The PhD student will also occasionally travel to Toulouse, France, to collaborate with (i) the LEFE laboratory that will conduct experiments under controlled conditions related to the formation of MISS (F. Julien, Dr. J. Leflaive and Dr. S. Boulêtreau); (ii) the GET laboratory for geochemical analyses on rock samplings (Dr. J. Darrozes); and (iii) with the IRAP laboratory that oversees the ChemCam and SuperCam cameras on the Mars rovers Curiosity and Perseverance (Dr. O. Gasnault, Dr. W. Rapin and Dr. S. Maurice).
Clermont Auvergne University, Clermont-Ferrand, France and its Clermont Auvergne Project Graduate School (CAP GS) programme offer a PhD opportunity that will be conducted in partnership between Clermont Auvergne University and a foreign research Institution. The associated Changing Environments Graduate Track presents two PhD proposals published on EURAXESS, of which one only will be funded. The selection process will take all applications into consideration. The best fitting candidate will be invited to an audition end of June / beginning of July. The laureate will do her/his research on the selected topic at the PhD supervisor’s research laboratory at Clermont Auvergne University in Clermont-Ferrand.
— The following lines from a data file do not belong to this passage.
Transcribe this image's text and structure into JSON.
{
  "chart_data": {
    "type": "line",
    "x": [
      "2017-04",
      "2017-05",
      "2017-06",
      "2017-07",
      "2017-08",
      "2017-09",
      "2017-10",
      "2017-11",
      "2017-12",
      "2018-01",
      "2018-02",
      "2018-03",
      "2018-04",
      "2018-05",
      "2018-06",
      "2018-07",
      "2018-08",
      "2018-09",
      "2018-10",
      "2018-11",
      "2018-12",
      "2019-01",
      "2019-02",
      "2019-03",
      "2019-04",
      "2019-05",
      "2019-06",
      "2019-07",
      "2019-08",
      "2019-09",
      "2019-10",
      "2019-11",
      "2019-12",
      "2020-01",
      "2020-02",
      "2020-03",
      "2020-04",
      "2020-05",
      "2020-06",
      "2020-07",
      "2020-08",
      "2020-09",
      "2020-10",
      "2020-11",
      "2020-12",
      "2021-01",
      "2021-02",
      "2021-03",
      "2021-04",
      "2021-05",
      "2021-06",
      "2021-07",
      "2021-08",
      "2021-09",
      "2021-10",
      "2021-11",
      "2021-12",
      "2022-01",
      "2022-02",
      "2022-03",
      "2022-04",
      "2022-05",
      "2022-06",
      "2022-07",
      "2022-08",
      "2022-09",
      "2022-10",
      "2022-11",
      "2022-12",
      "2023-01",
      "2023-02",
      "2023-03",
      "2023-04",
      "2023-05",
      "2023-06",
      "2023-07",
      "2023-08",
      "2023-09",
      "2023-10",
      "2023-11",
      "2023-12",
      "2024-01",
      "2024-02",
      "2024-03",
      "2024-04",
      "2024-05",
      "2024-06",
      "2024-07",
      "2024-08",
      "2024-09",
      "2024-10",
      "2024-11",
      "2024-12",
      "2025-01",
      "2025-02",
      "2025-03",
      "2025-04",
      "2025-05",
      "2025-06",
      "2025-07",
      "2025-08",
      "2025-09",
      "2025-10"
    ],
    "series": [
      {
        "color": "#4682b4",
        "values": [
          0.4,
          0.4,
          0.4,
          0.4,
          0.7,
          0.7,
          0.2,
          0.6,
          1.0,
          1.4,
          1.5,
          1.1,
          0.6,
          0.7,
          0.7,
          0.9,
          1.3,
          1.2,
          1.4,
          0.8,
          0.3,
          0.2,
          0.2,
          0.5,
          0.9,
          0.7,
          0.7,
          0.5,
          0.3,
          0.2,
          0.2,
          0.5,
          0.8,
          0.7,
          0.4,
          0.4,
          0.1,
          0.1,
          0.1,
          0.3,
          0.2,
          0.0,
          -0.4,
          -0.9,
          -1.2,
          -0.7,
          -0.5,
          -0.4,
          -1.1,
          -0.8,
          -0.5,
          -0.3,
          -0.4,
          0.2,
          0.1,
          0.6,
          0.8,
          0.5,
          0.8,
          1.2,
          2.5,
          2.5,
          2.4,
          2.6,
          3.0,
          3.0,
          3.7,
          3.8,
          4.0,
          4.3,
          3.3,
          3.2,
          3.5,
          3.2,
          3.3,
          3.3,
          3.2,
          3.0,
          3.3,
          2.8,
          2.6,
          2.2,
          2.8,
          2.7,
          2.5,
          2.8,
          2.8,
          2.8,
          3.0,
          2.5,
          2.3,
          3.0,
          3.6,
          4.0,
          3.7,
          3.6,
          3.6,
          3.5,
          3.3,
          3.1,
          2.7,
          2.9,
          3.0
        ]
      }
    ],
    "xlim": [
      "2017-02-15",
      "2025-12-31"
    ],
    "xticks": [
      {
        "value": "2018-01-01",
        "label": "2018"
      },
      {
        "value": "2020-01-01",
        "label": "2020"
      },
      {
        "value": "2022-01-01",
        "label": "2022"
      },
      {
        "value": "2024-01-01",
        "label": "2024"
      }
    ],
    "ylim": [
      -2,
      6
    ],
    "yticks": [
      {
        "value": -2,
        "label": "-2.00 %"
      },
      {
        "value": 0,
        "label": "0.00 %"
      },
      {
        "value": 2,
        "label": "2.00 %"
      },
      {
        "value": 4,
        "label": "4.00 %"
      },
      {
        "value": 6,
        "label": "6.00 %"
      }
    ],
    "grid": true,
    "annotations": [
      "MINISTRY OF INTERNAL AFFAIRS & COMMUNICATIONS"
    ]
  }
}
Applicants who have earned their higher educational qualifications outside Europe or in Greece must attach to their application a certificate of equivalence of the diploma (Master degree). The certificate can be obtained following the procedure indicated here: https://phoenix.ciep.fr/inscriptions/
Application deadline: Friday April 28th 2023, 5 pm Paris time, 2023. Applications arriving after the application deadline will not be taken into consideration.
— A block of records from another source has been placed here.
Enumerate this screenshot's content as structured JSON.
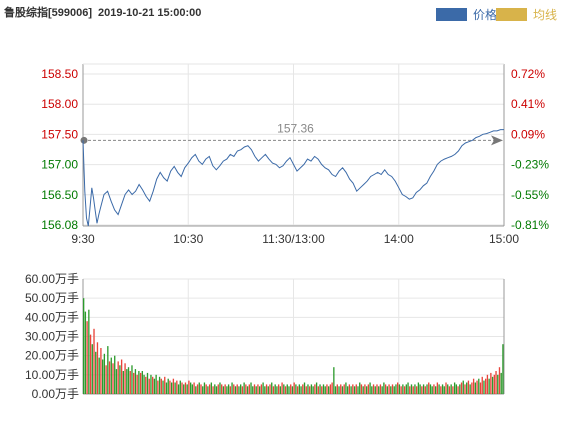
{
  "header": {
    "name": "鲁股综指[599006]",
    "datetime": "2019-10-21 15:00:00"
  },
  "legend": [
    {
      "label": "价格",
      "color": "#3b6aa8"
    },
    {
      "label": "均线",
      "color": "#d8b34a"
    }
  ],
  "colors": {
    "price_line": "#3b6aa8",
    "up_text": "#cc0000",
    "down_text": "#007a00",
    "vol_up": "#e8443a",
    "vol_down": "#2c9a2c",
    "grid": "#e6e6e6",
    "axis": "#999999"
  },
  "chart_data": [
    {
      "type": "line",
      "name": "price",
      "prev_close": 157.36,
      "prev_close_label": "157.36",
      "ylim": [
        156.08,
        158.5
      ],
      "y_ticks_left": [
        "158.50",
        "158.00",
        "157.50",
        "157.00",
        "156.50",
        "156.08"
      ],
      "y_ticks_right": [
        "0.72%",
        "0.41%",
        "0.09%",
        "-0.23%",
        "-0.55%",
        "-0.81%"
      ],
      "x_ticks": [
        "9:30",
        "10:30",
        "11:30/13:00",
        "14:00",
        "15:00"
      ],
      "x_range_minutes": [
        0,
        240
      ],
      "series_x": [
        0,
        1,
        2,
        3,
        4,
        5,
        6,
        7,
        8,
        9,
        10,
        12,
        14,
        16,
        18,
        20,
        22,
        24,
        26,
        28,
        30,
        32,
        34,
        36,
        38,
        40,
        42,
        44,
        46,
        48,
        50,
        52,
        54,
        56,
        58,
        60,
        62,
        64,
        66,
        68,
        70,
        72,
        74,
        76,
        78,
        80,
        82,
        84,
        86,
        88,
        90,
        92,
        94,
        96,
        98,
        100,
        102,
        104,
        106,
        108,
        110,
        112,
        114,
        116,
        118,
        120,
        122,
        124,
        126,
        128,
        130,
        132,
        134,
        136,
        138,
        140,
        142,
        144,
        146,
        148,
        150,
        152,
        154,
        156,
        158,
        160,
        162,
        164,
        166,
        168,
        170,
        172,
        174,
        176,
        178,
        180,
        182,
        184,
        186,
        188,
        190,
        192,
        194,
        196,
        198,
        200,
        202,
        204,
        206,
        208,
        210,
        212,
        214,
        216,
        218,
        220,
        222,
        224,
        226,
        228,
        230,
        232,
        234,
        236,
        238,
        240
      ],
      "series_y": [
        157.36,
        156.6,
        156.2,
        156.08,
        156.35,
        156.65,
        156.5,
        156.3,
        156.12,
        156.25,
        156.35,
        156.55,
        156.6,
        156.45,
        156.32,
        156.25,
        156.4,
        156.55,
        156.62,
        156.55,
        156.6,
        156.7,
        156.62,
        156.52,
        156.45,
        156.6,
        156.78,
        156.88,
        156.8,
        156.75,
        156.9,
        156.97,
        156.88,
        156.82,
        156.95,
        157.02,
        157.1,
        157.15,
        157.05,
        157.0,
        157.08,
        157.12,
        156.98,
        156.92,
        156.98,
        157.05,
        157.08,
        157.15,
        157.12,
        157.2,
        157.22,
        157.26,
        157.28,
        157.22,
        157.12,
        157.05,
        157.1,
        157.15,
        157.08,
        157.02,
        157.0,
        156.95,
        156.98,
        157.05,
        157.1,
        157.0,
        156.9,
        156.95,
        157.0,
        157.08,
        157.05,
        157.12,
        157.08,
        157.0,
        156.95,
        156.92,
        156.85,
        156.82,
        156.9,
        156.95,
        156.88,
        156.78,
        156.72,
        156.6,
        156.65,
        156.7,
        156.75,
        156.82,
        156.85,
        156.88,
        156.85,
        156.92,
        156.85,
        156.82,
        156.75,
        156.65,
        156.55,
        156.52,
        156.48,
        156.5,
        156.58,
        156.62,
        156.68,
        156.72,
        156.82,
        156.9,
        157.0,
        157.05,
        157.08,
        157.1,
        157.12,
        157.15,
        157.2,
        157.28,
        157.32,
        157.34,
        157.36,
        157.4,
        157.42,
        157.45,
        157.46,
        157.48,
        157.5,
        157.5,
        157.52,
        157.52
      ]
    },
    {
      "type": "bar",
      "name": "volume",
      "unit": "万手",
      "ylim": [
        0,
        60
      ],
      "y_ticks": [
        "60.00万手",
        "50.00万手",
        "40.00万手",
        "30.00万手",
        "20.00万手",
        "10.00万手",
        "0.00万手"
      ],
      "bar_values": [
        50,
        43,
        38,
        44,
        31,
        26,
        34,
        22,
        27,
        19,
        24,
        18,
        21,
        15,
        25,
        17,
        19,
        16,
        20,
        13,
        17,
        15,
        18,
        12,
        16,
        13,
        14,
        12,
        15,
        11,
        13,
        10,
        12,
        11,
        12,
        10,
        9,
        11,
        8,
        10,
        9,
        8,
        10,
        7,
        9,
        8,
        7,
        9,
        6,
        8,
        7,
        6,
        8,
        6,
        7,
        5,
        7,
        6,
        5,
        6,
        5,
        7,
        6,
        5,
        6,
        4,
        5,
        6,
        5,
        4,
        6,
        5,
        4,
        5,
        6,
        4,
        5,
        4,
        5,
        6,
        5,
        4,
        5,
        4,
        5,
        4,
        6,
        5,
        4,
        5,
        4,
        5,
        4,
        6,
        5,
        4,
        5,
        6,
        4,
        5,
        4,
        5,
        4,
        5,
        6,
        4,
        5,
        4,
        5,
        6,
        4,
        5,
        4,
        5,
        4,
        6,
        5,
        4,
        5,
        4,
        5,
        4,
        6,
        5,
        4,
        5,
        4,
        5,
        6,
        4,
        5,
        4,
        5,
        4,
        5,
        6,
        4,
        5,
        4,
        5,
        4,
        5,
        4,
        5,
        6,
        14,
        4,
        5,
        4,
        5,
        4,
        5,
        6,
        4,
        5,
        4,
        5,
        4,
        5,
        4,
        6,
        5,
        4,
        5,
        4,
        5,
        6,
        4,
        5,
        4,
        5,
        4,
        5,
        4,
        6,
        5,
        4,
        5,
        4,
        5,
        4,
        5,
        6,
        5,
        4,
        5,
        4,
        5,
        6,
        4,
        5,
        4,
        5,
        4,
        6,
        5,
        4,
        5,
        4,
        5,
        6,
        5,
        4,
        5,
        4,
        6,
        5,
        4,
        5,
        4,
        6,
        5,
        4,
        5,
        4,
        6,
        5,
        4,
        5,
        6,
        7,
        5,
        6,
        7,
        5,
        6,
        8,
        6,
        7,
        8,
        6,
        9,
        7,
        8,
        10,
        8,
        11,
        9,
        10,
        12,
        10,
        14,
        11,
        26
      ],
      "bar_up": [
        false,
        false,
        true,
        false,
        true,
        false,
        true,
        false,
        true,
        false,
        true,
        false,
        false,
        true,
        false,
        true,
        false,
        true,
        false,
        false,
        true,
        false,
        true,
        false,
        true,
        false,
        false,
        true,
        false,
        true,
        false,
        true,
        false,
        true,
        false,
        false,
        true,
        false,
        true,
        false,
        true,
        false,
        false,
        true,
        false,
        true,
        false,
        true,
        false,
        false,
        true,
        false,
        true,
        false,
        true,
        false,
        false,
        true,
        false,
        true,
        false,
        true,
        false,
        false,
        true,
        false,
        true,
        false,
        true,
        false,
        false,
        true,
        false,
        true,
        false,
        true,
        false,
        false,
        true,
        false,
        true,
        false,
        true,
        false,
        false,
        true,
        false,
        true,
        false,
        true,
        false,
        false,
        true,
        false,
        true,
        false,
        true,
        false,
        false,
        true,
        false,
        true,
        false,
        true,
        false,
        false,
        true,
        false,
        true,
        false,
        true,
        false,
        false,
        true,
        false,
        true,
        false,
        true,
        false,
        false,
        true,
        false,
        true,
        false,
        true,
        false,
        false,
        true,
        false,
        true,
        false,
        true,
        false,
        false,
        true,
        false,
        true,
        false,
        true,
        false,
        false,
        true,
        false,
        true,
        true,
        false,
        false,
        true,
        false,
        true,
        false,
        true,
        false,
        false,
        true,
        false,
        true,
        false,
        true,
        false,
        false,
        true,
        false,
        true,
        false,
        true,
        false,
        false,
        true,
        false,
        true,
        false,
        true,
        false,
        false,
        true,
        false,
        true,
        false,
        true,
        false,
        false,
        true,
        false,
        true,
        false,
        true,
        false,
        false,
        true,
        false,
        true,
        false,
        true,
        false,
        false,
        true,
        false,
        true,
        false,
        true,
        false,
        false,
        true,
        false,
        true,
        false,
        true,
        false,
        false,
        true,
        false,
        true,
        false,
        true,
        false,
        false,
        true,
        false,
        true,
        false,
        true,
        false,
        true,
        false,
        true,
        true,
        false,
        true,
        false,
        true,
        true,
        false,
        true,
        true,
        false,
        true,
        false,
        true,
        true,
        false,
        true,
        false
      ]
    }
  ]
}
Applications should include a cover letter indicating your motivation and relevant research experience, a detailed curriculum vitae, academic transcripts and contact information for at least two referees. Please send the application via Email to : Dr. Dov CORENBLIT (firstname.lastname@example.org), Prof. Johannes STEIGER (email@example.com) and Prof. Neil S. DAVIES (firstname.lastname@example.org).
PhD studies will start in November 2023. A salary will be paid for 3 years (36 months), covering Social Security. Additional funding of 15,000 euros for travel expenses between Clermont-Ferrand and the foreign cosupervisor’s research laboratory is available.